Thankfully the days of waiting for someone to love you are over with over – three quarters (79 percent) of single Australians believing that self-love has to come from within and cannot come from a romantic partner.
Bumble, the app where women make the first move, reveals its findings within this Self-Love Report ahead of Valentine’s Day.
The research examines the concept of self love; exploring how the relationship you have with yourself can set the foundation for healthy and equal romantic connections.
In the lead up to Valentine’s Day, 64 percent of single Australians admit to feeling more self conscious about not having a partner, and 27 percent wish that they could ‘unsubscribe’ from the holiday altogether, meaning now is the perfect time to remind people of the value of high self love.
Bumble’s Self-Love Report suggests that we do, in fact, need to love ourselves in order to love somebody else.
More than two thirds (67 percent) of single Australians strongly believe that having high self-love is one of the best ways to set you up for a healthy romantic relationship, and 61 percent agree that when you have higher levels of self love, you are more likely to feel equal in your romantic relationships.

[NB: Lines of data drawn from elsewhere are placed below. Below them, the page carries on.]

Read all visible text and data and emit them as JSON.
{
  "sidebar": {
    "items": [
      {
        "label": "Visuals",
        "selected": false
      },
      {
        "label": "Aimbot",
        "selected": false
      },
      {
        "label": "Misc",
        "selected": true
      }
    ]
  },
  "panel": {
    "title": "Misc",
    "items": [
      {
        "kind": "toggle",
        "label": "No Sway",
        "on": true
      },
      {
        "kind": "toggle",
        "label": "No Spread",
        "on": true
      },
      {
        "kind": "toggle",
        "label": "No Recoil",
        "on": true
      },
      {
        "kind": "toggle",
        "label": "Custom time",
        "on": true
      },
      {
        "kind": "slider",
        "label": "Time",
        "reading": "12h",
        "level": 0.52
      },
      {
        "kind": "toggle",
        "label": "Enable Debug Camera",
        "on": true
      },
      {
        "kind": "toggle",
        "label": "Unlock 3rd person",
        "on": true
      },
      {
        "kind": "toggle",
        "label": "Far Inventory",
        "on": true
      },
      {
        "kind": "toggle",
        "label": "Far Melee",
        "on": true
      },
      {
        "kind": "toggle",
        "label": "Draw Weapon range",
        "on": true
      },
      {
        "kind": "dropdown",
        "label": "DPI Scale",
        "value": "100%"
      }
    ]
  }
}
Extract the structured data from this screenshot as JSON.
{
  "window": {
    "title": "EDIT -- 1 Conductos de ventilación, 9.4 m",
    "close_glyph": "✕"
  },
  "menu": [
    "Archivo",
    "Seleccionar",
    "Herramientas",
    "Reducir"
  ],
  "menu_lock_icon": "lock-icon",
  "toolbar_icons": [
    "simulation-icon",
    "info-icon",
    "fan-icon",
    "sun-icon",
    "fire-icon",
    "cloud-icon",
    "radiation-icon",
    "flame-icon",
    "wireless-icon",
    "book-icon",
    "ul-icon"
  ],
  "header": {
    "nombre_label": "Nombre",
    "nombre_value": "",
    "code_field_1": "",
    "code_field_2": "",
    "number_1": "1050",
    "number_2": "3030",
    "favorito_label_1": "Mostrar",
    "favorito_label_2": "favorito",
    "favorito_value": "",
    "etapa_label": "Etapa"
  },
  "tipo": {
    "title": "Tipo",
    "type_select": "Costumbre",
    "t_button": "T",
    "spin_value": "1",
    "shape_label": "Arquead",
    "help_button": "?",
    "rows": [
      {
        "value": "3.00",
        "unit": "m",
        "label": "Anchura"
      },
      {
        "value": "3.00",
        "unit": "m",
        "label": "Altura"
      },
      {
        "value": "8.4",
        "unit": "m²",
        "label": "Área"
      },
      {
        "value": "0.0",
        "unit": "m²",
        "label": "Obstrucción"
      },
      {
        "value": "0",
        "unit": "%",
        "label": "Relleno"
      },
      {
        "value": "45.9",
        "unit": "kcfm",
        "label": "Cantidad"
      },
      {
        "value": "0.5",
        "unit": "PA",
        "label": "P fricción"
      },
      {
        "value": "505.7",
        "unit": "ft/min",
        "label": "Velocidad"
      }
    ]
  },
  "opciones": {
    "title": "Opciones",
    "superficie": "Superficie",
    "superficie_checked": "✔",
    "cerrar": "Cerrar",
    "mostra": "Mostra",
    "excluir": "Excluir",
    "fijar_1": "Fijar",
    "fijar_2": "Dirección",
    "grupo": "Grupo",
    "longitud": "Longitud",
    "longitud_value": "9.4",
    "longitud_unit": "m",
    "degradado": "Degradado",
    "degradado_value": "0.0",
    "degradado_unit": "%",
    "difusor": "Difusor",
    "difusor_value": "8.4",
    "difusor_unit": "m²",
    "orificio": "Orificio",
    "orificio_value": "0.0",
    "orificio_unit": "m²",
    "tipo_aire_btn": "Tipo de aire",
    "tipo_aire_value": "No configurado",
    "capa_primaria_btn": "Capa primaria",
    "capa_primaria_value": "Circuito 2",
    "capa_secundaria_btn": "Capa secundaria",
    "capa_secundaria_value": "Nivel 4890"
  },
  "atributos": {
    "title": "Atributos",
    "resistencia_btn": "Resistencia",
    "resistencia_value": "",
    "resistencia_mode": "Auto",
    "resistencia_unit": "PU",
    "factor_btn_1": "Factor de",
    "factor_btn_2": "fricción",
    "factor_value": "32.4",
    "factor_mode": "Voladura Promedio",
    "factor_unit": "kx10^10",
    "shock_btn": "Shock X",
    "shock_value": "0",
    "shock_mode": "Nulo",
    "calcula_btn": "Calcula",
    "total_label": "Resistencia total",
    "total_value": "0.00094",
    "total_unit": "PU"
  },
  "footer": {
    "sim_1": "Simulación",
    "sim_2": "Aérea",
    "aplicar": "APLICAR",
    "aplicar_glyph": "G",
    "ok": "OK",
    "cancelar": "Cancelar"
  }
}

More than half (54 percent) of single Australians mentioned that they prefer dating when they have a higher sense of self-love.
Over half (57 percent) of single Australians feel more sexually confident if they have high levels of self-love.
Almost 2 in 3 (63 percent) of single Australians feel more comfortable expressing their emotional and physical needs when they have high self-love.
Practising Self-Love
Self-love at its core is about putting yourself first and being in touch with your own needs, and it can look different to different people.
This Bumble Self-Love Report confirms that positive self-love can lead to more equitable relationships, better connections, greater sexual confidence and the ability to emotionally connect with partners.
The number one method single Australians use to practise self-love is time out to themselves (70 percent), followed by exercise (51 percent), and time with friends and family (50 percent).
A third of single Australians said they practise self-love through travel (33 percent), self care routines like beauty, skincare and massages (33 percent), and having strong boundaries (30 percent).
A quarter (24 percent) of single Australians practise self-love through self-pleasure and masturbation. Gen Z are the most likely to say so (31 percent) compared with Millennials (27 percent) and Gen X (21 percent).
Note to self (love)
What factors in life impact our ability to love ourselves? Everyone’s dating journeys are different and it can be easy to get hung up on comparing yourself to others, especially on days like Valentine’s Day. The research suggests your capacity to practise self-love isn’t dependent on your relationship status and that time alone can be beneficial for your sense of self.
More than half (58 percent) of single Australians said that being single for a period of time helped them develop a stronger sense of self-love and sense of self.
Almost 1 in 3 (29 percent) single Australians who are actively dating have high levels of self-love and 37 percent of Gen Z single Australians have high self-love when they are dating, compared to Millennials (28 percent) and Gen X (27 percent).
Olivia Molly Rogers, Bumble collaborator, said: “I wholeheartedly agree that being single helps you to develop a stronger sense of self, I am feeling that at the moment having recently been through a separation. I think it has taken me until now, at 30 years old, to really acknowledge and lean into the idea that you need to love yourself before you can love anyone else.
“It’s obviously something I had heard before many times, but I didn’t truly listen or practise this in my own love life. I now know, with hindsight, that in my 2 previous romantic relationships I have settled for less or accepted things that I wasn’t okay with, because my self worth was low. You accept what you think you deserve, so if you don’t love yourself, you might think it’s okay for someone to disrespect you and your boundaries. Learning to love myself, and back myself, now means that I won’t settle for less than I deserve, I am able to create stronger boundaries and I know that I will be okay whether I have a romantic partner, or not. Our relationship with ourselves is our most important relationship as it’s the longest one you’ll ever be in.”